Ecuador is a nation of extremes, a nexus of the Northern and Southern hemispheres, a link between the Old and New worlds. Centuries of Inca, Andean, and Amazonian indigenous civilization yielded to Spanish colonial rule, which was followed by independence; modernization; and, most recently, decades of tumultuous government. All of which have given Ecuador's economy, politics, crafts, architecture, languages, and religious customs one primary trait: profound variety. Ecuador is one of the smallest countries in South America, but, with nearly 14 million residents, it's home to a diverse population that includes a sizable number of Amerindian, white, black, and mestizo people.

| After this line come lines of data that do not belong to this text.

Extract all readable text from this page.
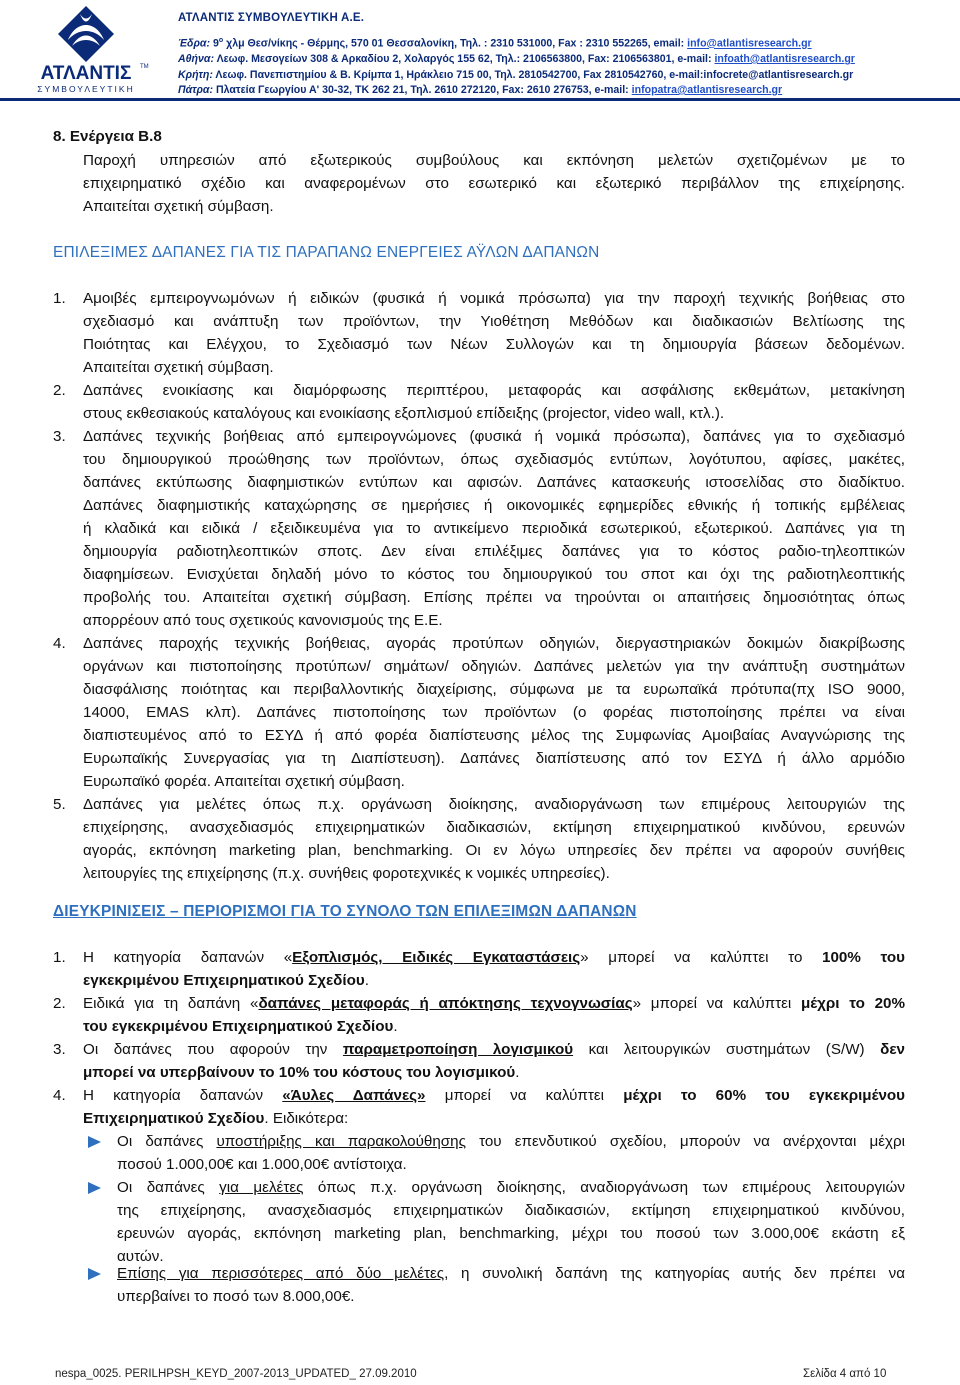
ΑΤΛΑΝΤΙΣ
ΣΥΜΒΟΥΛΕΥΤΙΚΗ
TM
ΑΤΛΑΝΤΙΣ ΣΥΜΒΟΥΛΕΥΤΙΚΗ Α.Ε.
Έδρα: $9^o$ χλμ Θεσ/νίκης - Θέρμης, 570 01 Θεσσαλονίκη, Τηλ. : 2310 531000, Fax : 2310 552265, email: info@atlantisresearch.gr
Αθήνα: Λεωφ. Μεσογείων 308 & Αρκαδίου 2, Χολαργός 155 62, Τηλ.: 2106563800, Fax: 2106563801, e-mail: infoath@atlantisresearch.gr
Κρήτη: Λεωφ. Πανεπιστημίου & Β. Κρίμπα 1, Ηράκλειο 715 00, Τηλ. 2810542700, Fax 2810542760, e-mail:infocrete@atlantisresearch.gr
Πάτρα: Πλατεία Γεωργίου Α' 30-32, ΤΚ 262 21, Τηλ. 2610 272120, Fax: 2610 276753, e-mail: infopatra@atlantisresearch.gr
8. Ενέργεια Β.8
Παροχή υπηρεσιών από εξωτερικούς συμβούλους και εκπόνηση μελετών σχετιζομένων με το
επιχειρηματικό σχέδιο και αναφερομένων στο εσωτερικό και εξωτερικό περιβάλλον της επιχείρησης.
Απαιτείται σχετική σύμβαση.
ΕΠΙΛΕΞΙΜΕΣ ΔΑΠΑΝΕΣ ΓΙΑ ΤΙΣ ΠΑΡΑΠΑΝΩ ΕΝΕΡΓΕΙΕΣ ΑΫΛΩΝ ΔΑΠΑΝΩΝ
1. Αμοιβές εμπειρογνωμόνων ή ειδικών (φυσικά ή νομικά πρόσωπα) για την παροχή τεχνικής βοήθειας στο
σχεδιασμό και ανάπτυξη των προϊόντων, την Υιοθέτηση Μεθόδων και διαδικασιών Βελτίωσης της
Ποιότητας και Ελέγχου, το Σχεδιασμό των Νέων Συλλογών και τη δημιουργία βάσεων δεδομένων.
Απαιτείται σχετική σύμβαση.
2. Δαπάνες ενοικίασης και διαμόρφωσης περιπτέρου, μεταφοράς και ασφάλισης εκθεμάτων, μετακίνηση
στους εκθεσιακούς καταλόγους και ενοικίασης εξοπλισμού επίδειξης (projector, video wall, κτλ.).
3. Δαπάνες τεχνικής βοήθειας από εμπειρογνώμονες (φυσικά ή νομικά πρόσωπα), δαπάνες για το σχεδιασμό
του δημιουργικού προώθησης των προϊόντων, όπως σχεδιασμός εντύπων, λογότυπου, αφίσες, μακέτες,
δαπάνες εκτύπωσης διαφημιστικών εντύπων και αφισών. Δαπάνες κατασκευής ιστοσελίδας στο διαδίκτυο.
Δαπάνες διαφημιστικής καταχώρησης σε ημερήσιες ή οικονομικές εφημερίδες εθνικής ή τοπικής εμβέλειας
ή κλαδικά και ειδικά / εξειδικευμένα για το αντικείμενο περιοδικά εσωτερικού, εξωτερικού. Δαπάνες για τη
δημιουργία ραδιοτηλεοπτικών σποτς. Δεν είναι επιλέξιμες δαπάνες για το κόστος ραδιο-τηλεοπτικών
διαφημίσεων. Ενισχύεται δηλαδή μόνο το κόστος του δημιουργικού του σποτ και όχι της ραδιοτηλεοπτικής
προβολής του. Απαιτείται σχετική σύμβαση. Επίσης πρέπει να τηρούνται οι απαιτήσεις δημοσιότητας όπως
απορρέουν από τους σχετικούς κανονισμούς της Ε.Ε.
4. Δαπάνες παροχής τεχνικής βοήθειας, αγοράς προτύπων οδηγιών, διεργαστηριακών δοκιμών διακρίβωσης
οργάνων και πιστοποίησης προτύπων/ σημάτων/ οδηγιών. Δαπάνες μελετών για την ανάπτυξη συστημάτων
διασφάλισης ποιότητας και περιβαλλοντικής διαχείρισης, σύμφωνα με τα ευρωπαϊκά πρότυπα(πχ ISO 9000,
14000, EMAS κλπ). Δαπάνες πιστοποίησης των προϊόντων (ο φορέας πιστοποίησης πρέπει να είναι
διαπιστευμένος από το ΕΣΥΔ ή από φορέα διαπίστευσης μέλος της Συμφωνίας Αμοιβαίας Αναγνώρισης της
Ευρωπαϊκής Συνεργασίας για τη Διαπίστευση). Δαπάνες διαπίστευσης από τον ΕΣΥΔ ή άλλο αρμόδιο
Ευρωπαϊκό φορέα. Απαιτείται σχετική σύμβαση.
5. Δαπάνες για μελέτες όπως π.χ. οργάνωση διοίκησης, αναδιοργάνωση των επιμέρους λειτουργιών της
επιχείρησης, ανασχεδιασμός επιχειρηματικών διαδικασιών, εκτίμηση επιχειρηματικού κινδύνου, ερευνών
αγοράς, εκπόνηση marketing plan, benchmarking. Οι εν λόγω υπηρεσίες δεν πρέπει να αφορούν συνήθεις
λειτουργίες της επιχείρησης (π.χ. συνήθεις φοροτεχνικές κ νομικές υπηρεσίες).
ΔΙΕΥΚΡΙΝΙΣΕΙΣ – ΠΕΡΙΟΡΙΣΜΟΙ ΓΙΑ ΤΟ ΣΥΝΟΛΟ ΤΩΝ ΕΠΙΛΕΞΙΜΩΝ ΔΑΠΑΝΩΝ
1. Η κατηγορία δαπανών «Εξοπλισμός, Ειδικές Εγκαταστάσεις» μπορεί να καλύπτει το 100% του
εγκεκριμένου Επιχειρηματικού Σχεδίου.
2. Ειδικά για τη δαπάνη «δαπάνες μεταφοράς ή απόκτησης τεχνογνωσίας» μπορεί να καλύπτει μέχρι το 20%
του εγκεκριμένου Επιχειρηματικού Σχεδίου.
3. Οι δαπάνες που αφορούν την παραμετροποίηση λογισμικού και λειτουργικών συστημάτων (S/W) δεν
μπορεί να υπερβαίνουν το 10% του κόστους του λογισμικού.
4. Η κατηγορία δαπανών «Άυλες Δαπάνες» μπορεί να καλύπτει μέχρι το 60% του εγκεκριμένου
Επιχειρηματικού Σχεδίου. Ειδικότερα:
Οι δαπάνες υποστήριξης και παρακολούθησης του επενδυτικού σχεδίου, μπορούν να ανέρχονται μέχρι
ποσού 1.000,00€ και 1.000,00€ αντίστοιχα.
Οι δαπάνες για μελέτες όπως π.χ. οργάνωση διοίκησης, αναδιοργάνωση των επιμέρους λειτουργιών
της επιχείρησης, ανασχεδιασμός επιχειρηματικών διαδικασιών, εκτίμηση επιχειρηματικού κινδύνου,
ερευνών αγοράς, εκπόνηση marketing plan, benchmarking, μέχρι του ποσού των 3.000,00€ εκάστη εξ
αυτών.
Επίσης για περισσότερες από δύο μελέτες, η συνολική δαπάνη της κατηγορίας αυτής δεν πρέπει να
υπερβαίνει το ποσό των 8.000,00€.
nespa_0025. PERILHPSH_KEYD_2007-2013_UPDATED_ 27.09.2010	Σελίδα 4 από 10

For travelers, all this variety translates into myriad opportunities to explore and enjoy this multifaceted country. During a visit here, you'll have ample and easy access to hefty doses of awe and adventure, whether floating down the Amazon in a dugout canoe; touring through colonial churches or plazas; hiking along snowcapped volcanic peaks or in dense jungles; dodging piranhas or anacondas; searching for howler monkeys in the rainforest or for giant condors soaring above the Andes; learning Quichua in a Quiteño language school (or listening to it spoken in a mountainous village near Riobamba); or viewing the woodcarvings, paintings, Panama hats, woven tapestries, and clothing of contemporary indigenous craftspeople or the stone temples, carvings, and fortresses of ancient Inca empires.
And of course, there are the Galápagos Islands. Some 1,000km (621 miles) off the country's Pacific coast, the islands are still home to the emblematic and endemic giant Galápagos tortoises that were around when Charles Darwin arrived here, in 1831. Among other species that call the Galápagos home are marine and land iguanas, sea lions, albatrosses, and the famous blue-footed boobies. It's not surprising that this magical archipelago inspired a scientific theory that would change how human beings understand the natural world.